Something trembled in my stomach. Trying to sound no more than ordinarily curious, I said, “Glass?”

This time Staples got to answer the question. “There was one glass in the living room here,” he said, “with a partly-consumed drink in it. But in the kitchen cabinet was another glass that had been washed and put away. So the killer had a drink with her, and then after she was dead he washed his glass.”

“Fantastic,” I said. “How did you know all that? If he washed the glass, how did you find out?”

“He put it in the cabinet right side up. Mrs. Penney stored her glasses upside down, so that one glass was put away by somebody else.”

“By God,” I said, “real-life detectives are just like the movies.”

Staples grinned like an Irish setter. “We get lucky sometimes.”

“No, I can see it’s a special kind of talent,” I insisted, giving him a return overdose of praise while at the same time cursing myself for that stupidity about the glass. Of course she kept her damn glasses upside down, I knew that, but I must have been more rattled than I’d thought. The shelf is high, and the damn glasses look the same right side up or upside down.

Bray said to his partner, “If the guy was living here, he’d know which way the glasses went.”

“Not if he got rattled,” Staples said. “Besides, I don’t think he actually lived here, I think he just stayed overnight sometimes.”

I said, “That’s the significance of the socks?”

Staples grinned again; by golly, this was another chance to dazzle me with his sleuthing. “They’re more significant than that,” he said, and when he went on he addressed himself equally to his partner and to me. “These socks were the only male clothing in the bedroom. Now, the razor and stuff in the bathroom don’t mean much, they could even belong to the victim herself. But these socks mean a man, and one that stayed here often enough to keep some extra clothing around. And you see what else they mean?”

I had to admit I didn’t, but Bray already knew. “He cleaned his stuff out,” he said.

Staples pointed an approving finger at him. “Right! He left the socks because there’s no way to trace anybody from socks like these. But he took everything else because maybe they could be traced. Laundry marks, initials, whatever.” Turning his beaming face toward me, he said, “Now, you see what that means. That means guilty knowledge.”

“Ah,” I said.

Bray, the cautious one, said, “I agree with you, Fred, up to a point. There is a boy friend and he did clear his stuff out after the victim was killed. But I still think there’s a good chance he came in after she was dead, realized he could be in a lot of trouble, and tried to cover his tracks.”

“Maybe so,” Staples said. “Maybe there’s two guys out there in front of us, but I still think there’s only one.”

“And there’s something else,” Bray told him. He then had me repeat my story about the mysterious man across the street, after which he said, “So he could be the killer, too.”

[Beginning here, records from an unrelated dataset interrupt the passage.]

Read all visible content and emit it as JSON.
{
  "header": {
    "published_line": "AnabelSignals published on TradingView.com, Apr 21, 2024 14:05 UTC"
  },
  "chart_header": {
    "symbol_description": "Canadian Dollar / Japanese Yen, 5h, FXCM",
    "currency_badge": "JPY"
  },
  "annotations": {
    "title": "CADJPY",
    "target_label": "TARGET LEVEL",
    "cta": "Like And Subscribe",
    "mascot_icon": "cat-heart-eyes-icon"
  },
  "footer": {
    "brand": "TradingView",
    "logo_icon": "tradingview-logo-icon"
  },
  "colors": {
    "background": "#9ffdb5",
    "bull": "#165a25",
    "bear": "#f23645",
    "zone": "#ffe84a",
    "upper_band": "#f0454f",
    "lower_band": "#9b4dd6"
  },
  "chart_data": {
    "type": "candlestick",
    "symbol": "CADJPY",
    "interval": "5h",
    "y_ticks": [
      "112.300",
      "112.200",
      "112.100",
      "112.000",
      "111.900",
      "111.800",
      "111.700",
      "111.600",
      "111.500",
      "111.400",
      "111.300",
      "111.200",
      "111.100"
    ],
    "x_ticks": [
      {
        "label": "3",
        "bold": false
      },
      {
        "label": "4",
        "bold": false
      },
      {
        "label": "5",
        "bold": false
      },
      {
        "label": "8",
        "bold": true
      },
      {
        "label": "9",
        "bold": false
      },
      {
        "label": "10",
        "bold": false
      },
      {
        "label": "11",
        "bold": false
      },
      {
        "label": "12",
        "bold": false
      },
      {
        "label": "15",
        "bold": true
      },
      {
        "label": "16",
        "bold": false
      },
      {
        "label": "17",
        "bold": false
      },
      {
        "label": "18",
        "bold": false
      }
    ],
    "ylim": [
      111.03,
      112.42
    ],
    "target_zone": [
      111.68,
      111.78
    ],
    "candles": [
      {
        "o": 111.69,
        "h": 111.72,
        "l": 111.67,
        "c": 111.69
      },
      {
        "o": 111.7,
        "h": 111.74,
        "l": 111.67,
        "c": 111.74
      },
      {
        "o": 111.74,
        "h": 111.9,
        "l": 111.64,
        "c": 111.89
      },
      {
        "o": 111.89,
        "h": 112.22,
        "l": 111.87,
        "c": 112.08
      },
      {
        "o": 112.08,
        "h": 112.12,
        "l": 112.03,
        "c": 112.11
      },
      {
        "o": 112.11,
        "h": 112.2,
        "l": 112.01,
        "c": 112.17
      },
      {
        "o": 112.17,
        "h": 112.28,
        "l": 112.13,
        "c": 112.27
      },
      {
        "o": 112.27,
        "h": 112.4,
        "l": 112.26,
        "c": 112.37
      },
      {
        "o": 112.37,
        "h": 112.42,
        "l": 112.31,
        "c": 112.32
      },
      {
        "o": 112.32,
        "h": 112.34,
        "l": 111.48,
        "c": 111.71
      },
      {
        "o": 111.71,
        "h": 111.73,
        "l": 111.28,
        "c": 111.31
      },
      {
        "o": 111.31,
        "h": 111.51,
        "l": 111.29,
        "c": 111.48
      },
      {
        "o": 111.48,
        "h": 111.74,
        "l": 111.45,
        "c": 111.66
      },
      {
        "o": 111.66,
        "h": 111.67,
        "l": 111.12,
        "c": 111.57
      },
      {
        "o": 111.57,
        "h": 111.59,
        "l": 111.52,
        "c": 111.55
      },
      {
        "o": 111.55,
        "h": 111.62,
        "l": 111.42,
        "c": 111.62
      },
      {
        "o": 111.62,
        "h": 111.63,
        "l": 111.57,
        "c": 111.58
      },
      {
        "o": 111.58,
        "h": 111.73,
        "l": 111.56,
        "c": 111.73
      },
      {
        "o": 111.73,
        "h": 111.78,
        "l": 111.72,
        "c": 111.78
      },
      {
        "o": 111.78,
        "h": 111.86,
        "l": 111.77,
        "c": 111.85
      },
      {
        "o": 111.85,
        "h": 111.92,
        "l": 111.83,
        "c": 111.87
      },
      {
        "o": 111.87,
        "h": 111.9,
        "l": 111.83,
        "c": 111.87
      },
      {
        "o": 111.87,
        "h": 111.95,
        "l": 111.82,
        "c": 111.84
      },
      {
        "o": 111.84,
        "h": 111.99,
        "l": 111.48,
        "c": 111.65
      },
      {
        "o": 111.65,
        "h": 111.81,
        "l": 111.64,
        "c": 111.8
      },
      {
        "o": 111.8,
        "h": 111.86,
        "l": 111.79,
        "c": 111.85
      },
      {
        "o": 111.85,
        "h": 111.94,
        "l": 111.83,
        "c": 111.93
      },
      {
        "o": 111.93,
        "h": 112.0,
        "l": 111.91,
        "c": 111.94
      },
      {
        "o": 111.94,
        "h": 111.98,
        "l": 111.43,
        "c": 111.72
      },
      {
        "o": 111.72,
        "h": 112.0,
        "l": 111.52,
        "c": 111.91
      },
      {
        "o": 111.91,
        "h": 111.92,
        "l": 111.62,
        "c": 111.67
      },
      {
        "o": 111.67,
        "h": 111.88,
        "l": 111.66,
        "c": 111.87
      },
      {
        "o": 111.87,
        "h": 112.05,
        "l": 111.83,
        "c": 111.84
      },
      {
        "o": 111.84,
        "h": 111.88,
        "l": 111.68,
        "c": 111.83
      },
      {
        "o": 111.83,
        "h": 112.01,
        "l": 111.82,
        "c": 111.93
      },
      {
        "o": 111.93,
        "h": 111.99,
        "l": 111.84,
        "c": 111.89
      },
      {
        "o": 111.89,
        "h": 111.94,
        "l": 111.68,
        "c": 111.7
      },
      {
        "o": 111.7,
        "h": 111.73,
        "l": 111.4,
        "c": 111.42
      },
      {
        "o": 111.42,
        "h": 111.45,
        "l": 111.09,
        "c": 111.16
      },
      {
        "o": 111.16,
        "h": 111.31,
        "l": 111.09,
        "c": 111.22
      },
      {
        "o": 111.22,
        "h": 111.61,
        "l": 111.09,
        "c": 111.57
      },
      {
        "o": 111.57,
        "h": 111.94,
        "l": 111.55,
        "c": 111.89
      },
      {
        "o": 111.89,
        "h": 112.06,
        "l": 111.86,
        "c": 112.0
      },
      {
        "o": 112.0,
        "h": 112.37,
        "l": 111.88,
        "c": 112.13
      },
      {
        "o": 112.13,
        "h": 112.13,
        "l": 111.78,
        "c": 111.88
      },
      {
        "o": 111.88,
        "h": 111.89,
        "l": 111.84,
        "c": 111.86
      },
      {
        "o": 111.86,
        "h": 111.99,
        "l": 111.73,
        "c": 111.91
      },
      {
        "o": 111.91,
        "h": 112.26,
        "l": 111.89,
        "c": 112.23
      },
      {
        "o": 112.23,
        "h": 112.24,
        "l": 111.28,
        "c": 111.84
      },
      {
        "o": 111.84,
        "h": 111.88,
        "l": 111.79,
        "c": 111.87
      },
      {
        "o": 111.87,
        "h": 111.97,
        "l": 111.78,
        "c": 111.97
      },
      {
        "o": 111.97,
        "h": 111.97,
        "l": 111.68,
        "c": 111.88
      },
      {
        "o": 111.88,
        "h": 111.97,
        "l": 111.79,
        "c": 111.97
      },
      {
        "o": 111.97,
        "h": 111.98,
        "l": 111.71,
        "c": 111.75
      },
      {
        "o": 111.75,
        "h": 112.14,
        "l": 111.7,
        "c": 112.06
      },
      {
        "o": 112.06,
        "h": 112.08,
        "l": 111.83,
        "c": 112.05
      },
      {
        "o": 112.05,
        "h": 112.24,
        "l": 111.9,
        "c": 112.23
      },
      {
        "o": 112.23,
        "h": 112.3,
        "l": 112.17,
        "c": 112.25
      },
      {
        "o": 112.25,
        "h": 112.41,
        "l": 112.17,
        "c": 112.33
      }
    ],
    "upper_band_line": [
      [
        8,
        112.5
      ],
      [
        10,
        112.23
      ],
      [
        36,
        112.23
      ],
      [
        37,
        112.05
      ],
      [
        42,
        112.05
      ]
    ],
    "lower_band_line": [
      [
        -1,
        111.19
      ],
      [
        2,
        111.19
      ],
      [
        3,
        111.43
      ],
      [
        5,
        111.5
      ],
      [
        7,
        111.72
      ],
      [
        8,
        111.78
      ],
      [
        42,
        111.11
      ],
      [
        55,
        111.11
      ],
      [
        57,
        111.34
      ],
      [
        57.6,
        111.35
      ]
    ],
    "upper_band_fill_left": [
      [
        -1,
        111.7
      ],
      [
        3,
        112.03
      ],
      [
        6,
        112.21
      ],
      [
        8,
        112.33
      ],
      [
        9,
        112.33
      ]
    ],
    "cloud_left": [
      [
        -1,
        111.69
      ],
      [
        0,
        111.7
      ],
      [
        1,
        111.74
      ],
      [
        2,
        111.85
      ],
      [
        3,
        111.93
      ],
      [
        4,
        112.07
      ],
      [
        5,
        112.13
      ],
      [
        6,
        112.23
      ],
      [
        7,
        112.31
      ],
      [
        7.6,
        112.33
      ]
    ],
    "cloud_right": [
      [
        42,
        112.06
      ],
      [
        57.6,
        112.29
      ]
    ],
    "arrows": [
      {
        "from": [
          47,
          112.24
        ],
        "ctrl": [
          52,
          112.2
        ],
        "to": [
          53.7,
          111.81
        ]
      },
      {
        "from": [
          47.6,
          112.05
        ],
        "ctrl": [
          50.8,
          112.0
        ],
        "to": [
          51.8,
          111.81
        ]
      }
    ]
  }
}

I said, “Excuse me, I’m not trying to play detective with you, but she didn’t know who that man was, so she wouldn’t sit down and have a drink with him, would she?”

Staples now did his finger-pointing in my direction, saying, “Very good, Mr. Thorpe, very good. Of course it’s possible, the guy could have come up and said he had a message from her husband or whatever, she asks him in for a drink and he kills her. That’s possible, but it isn’t very likely.”

I said, “Or maybe the killer did the thing with the glass to throw you off, make you think it was somebody Laura knew socially.”

This time Staples’ smile was condescending. “Mr. Thorpe,” he said, “I hate to say this, but you’ve been seeing too many movies. In real life killers don’t get that cute. Visualize it for yourself; the guy gets in the apartment, kills Mrs. Penney, then he comes into the kitchen and turns over one glass so we’ll think he knows her socially. People just don’t act that way.”